The Taste of Wine While Flying in a Private Jet

One of the first senses that a private flight affects is smell. As the plane gains altitude, humidity levels and air pressure drop. The result is reduced sensitivity in your taste buds to sweet and salty flavors by up to 30 percent, according to a 2010 study by the Fraunhofer Institute for Building Physics.

Also contributing to changes in how food and beverages taste during a flight is your sense of smell. Evaporating nasal mucus contributes to your sense of smell when you’re on the ground. In a low-pressure, dry environment, nasal passages dry and odor receptors do not work as well, making food taste blander.

Wine Pairing in the Sky

When choosing wine for a private flight, your favorite vintages may not taste the same while you’re in the air. Changes in atmospheric pressure cause liquids to expand and contract. So, a gorgeous fruity wine might taste dry, acidic, tannic and thin at cruising altitude as taste buds become less sensitive to sweet flavors. The effect is even greater in those who are more sensitive to tannins because they have fewer proteins in their saliva. If you love fruity wines, however, there is hope. Choose one with lower tannin and acidity levels and pair it with fatty and salty foods.

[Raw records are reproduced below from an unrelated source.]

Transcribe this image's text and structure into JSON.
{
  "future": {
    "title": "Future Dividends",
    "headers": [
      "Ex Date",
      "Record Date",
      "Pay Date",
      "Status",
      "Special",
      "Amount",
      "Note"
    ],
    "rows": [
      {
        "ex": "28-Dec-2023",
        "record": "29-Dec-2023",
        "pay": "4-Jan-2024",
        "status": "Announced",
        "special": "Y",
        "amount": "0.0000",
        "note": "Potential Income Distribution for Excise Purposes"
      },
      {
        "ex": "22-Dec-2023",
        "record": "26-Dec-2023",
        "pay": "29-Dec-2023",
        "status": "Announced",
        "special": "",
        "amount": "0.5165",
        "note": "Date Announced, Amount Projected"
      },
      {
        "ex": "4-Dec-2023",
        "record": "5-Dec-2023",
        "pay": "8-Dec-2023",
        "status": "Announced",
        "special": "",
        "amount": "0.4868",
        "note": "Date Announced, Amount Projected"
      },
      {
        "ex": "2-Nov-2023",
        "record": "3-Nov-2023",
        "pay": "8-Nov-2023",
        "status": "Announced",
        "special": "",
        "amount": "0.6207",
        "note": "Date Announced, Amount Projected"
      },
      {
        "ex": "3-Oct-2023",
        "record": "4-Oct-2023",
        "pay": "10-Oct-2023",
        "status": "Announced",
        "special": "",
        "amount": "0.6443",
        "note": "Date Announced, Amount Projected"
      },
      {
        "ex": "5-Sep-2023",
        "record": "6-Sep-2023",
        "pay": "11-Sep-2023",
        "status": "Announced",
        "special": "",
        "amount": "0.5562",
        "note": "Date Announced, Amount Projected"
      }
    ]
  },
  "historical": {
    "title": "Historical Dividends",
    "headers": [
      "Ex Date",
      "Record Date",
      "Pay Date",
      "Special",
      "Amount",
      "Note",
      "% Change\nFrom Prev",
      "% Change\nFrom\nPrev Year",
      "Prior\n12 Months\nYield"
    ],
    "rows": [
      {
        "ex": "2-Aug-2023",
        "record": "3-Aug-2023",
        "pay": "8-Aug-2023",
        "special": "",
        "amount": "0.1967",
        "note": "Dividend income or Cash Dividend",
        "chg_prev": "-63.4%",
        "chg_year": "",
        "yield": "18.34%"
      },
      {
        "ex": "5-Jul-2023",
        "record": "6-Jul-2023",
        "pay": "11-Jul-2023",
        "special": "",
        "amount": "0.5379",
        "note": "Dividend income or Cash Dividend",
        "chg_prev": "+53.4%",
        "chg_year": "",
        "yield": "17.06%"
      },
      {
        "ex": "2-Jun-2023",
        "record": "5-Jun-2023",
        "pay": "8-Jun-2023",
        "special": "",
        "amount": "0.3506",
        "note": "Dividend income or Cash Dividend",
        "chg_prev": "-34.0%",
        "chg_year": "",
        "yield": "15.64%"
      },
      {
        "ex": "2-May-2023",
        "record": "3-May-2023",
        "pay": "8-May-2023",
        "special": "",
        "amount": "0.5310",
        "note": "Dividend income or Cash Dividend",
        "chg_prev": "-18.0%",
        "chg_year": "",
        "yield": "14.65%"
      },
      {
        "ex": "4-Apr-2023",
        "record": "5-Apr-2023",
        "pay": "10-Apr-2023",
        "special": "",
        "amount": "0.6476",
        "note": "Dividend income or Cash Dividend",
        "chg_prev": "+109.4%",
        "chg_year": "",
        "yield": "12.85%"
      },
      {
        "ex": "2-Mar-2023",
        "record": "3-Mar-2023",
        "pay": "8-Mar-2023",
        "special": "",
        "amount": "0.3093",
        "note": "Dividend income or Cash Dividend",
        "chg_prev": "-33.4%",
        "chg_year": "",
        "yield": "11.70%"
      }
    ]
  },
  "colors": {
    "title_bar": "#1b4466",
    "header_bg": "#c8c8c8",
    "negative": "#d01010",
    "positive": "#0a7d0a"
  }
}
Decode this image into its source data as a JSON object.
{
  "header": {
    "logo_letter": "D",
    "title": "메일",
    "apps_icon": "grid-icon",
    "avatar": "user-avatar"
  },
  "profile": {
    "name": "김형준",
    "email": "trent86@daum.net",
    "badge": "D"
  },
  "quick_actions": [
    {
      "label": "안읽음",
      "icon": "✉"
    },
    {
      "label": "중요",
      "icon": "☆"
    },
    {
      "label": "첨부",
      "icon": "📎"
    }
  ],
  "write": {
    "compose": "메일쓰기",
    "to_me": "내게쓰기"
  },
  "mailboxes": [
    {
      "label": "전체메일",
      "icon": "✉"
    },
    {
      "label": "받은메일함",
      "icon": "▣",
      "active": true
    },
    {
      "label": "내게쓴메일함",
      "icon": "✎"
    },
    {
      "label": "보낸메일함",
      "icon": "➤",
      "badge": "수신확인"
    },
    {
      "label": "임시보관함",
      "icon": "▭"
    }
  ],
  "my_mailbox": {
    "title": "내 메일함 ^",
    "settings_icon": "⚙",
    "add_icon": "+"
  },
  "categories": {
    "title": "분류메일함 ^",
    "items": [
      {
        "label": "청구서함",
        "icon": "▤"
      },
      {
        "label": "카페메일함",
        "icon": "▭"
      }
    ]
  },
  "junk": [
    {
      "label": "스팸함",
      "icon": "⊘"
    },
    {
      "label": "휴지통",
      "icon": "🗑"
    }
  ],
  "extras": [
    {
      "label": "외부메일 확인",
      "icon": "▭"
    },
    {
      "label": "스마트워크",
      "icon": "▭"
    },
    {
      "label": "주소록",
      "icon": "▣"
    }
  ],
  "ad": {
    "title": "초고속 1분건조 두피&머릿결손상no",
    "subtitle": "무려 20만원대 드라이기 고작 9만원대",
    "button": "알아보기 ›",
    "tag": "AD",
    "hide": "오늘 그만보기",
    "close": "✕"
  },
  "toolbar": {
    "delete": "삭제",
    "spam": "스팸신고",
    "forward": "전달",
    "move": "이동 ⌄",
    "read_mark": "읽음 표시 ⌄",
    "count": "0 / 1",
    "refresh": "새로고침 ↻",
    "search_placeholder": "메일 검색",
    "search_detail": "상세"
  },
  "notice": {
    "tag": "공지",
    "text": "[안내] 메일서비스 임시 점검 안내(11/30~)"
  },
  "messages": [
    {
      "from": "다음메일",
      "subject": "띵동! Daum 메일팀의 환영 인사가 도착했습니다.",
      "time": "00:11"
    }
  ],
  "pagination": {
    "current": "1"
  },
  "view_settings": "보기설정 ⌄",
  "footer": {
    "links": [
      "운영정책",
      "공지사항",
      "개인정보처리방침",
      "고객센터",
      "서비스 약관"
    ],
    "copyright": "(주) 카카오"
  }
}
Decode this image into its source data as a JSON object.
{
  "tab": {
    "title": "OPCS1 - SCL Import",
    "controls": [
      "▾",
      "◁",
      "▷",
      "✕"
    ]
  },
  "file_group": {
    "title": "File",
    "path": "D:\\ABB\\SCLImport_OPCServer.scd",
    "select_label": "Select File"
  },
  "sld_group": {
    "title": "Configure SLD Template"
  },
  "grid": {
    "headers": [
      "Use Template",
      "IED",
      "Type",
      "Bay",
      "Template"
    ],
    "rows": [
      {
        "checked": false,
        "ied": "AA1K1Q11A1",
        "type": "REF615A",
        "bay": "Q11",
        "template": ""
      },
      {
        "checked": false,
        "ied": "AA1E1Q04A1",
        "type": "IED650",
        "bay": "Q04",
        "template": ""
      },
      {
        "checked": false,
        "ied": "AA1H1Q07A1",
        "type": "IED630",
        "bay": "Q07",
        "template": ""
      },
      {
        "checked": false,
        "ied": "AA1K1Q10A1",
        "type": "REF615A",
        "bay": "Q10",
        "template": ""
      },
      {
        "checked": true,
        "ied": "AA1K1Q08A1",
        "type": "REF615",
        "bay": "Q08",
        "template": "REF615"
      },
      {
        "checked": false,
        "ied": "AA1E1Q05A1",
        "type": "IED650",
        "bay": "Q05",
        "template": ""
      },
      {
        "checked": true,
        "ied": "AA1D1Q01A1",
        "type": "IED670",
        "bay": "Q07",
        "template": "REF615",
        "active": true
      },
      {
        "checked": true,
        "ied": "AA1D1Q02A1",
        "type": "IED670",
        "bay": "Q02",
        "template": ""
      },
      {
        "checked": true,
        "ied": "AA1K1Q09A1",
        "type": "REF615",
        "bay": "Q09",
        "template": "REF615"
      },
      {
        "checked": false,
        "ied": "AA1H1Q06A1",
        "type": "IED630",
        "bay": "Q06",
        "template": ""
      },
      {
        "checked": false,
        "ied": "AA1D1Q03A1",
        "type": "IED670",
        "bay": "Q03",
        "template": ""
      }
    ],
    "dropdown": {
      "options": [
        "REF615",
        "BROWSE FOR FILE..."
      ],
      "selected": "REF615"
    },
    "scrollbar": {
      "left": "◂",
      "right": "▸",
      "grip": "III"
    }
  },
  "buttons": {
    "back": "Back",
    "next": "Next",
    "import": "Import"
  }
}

If there is a particular bottle that you want to enjoy during a flight, such as champagne, take a cue from commercial airliners and serve it toward the beginning of the trip. Because the body, particularly the nasal passages, is less dehydrated at the beginning of a flight, you’ll be able to savor the flavors better.

Wine pairing tips to consider for your next flight include:

  • Be sweet: The wine you serve should be sweeter than the food you pair with it.
  • Mind tartness: In general, wine should be more acidic than the food you serve it with so it doesn’t taste bland. In the air, however, opt for wines with lower acid levels.
  • Go savory: If a wine has higher tannin levels, pair it with foods that are rich in fat, umami and salt for a good balance.
  • Go simple: Pair amazing wines with simple foods to highlight its flavors better.
  • Foods to avoid: In general, wine does not pair well with certain foods, such as asparagus, artichokes, brussel sprouts, green beans and seafood with higher iodine levels.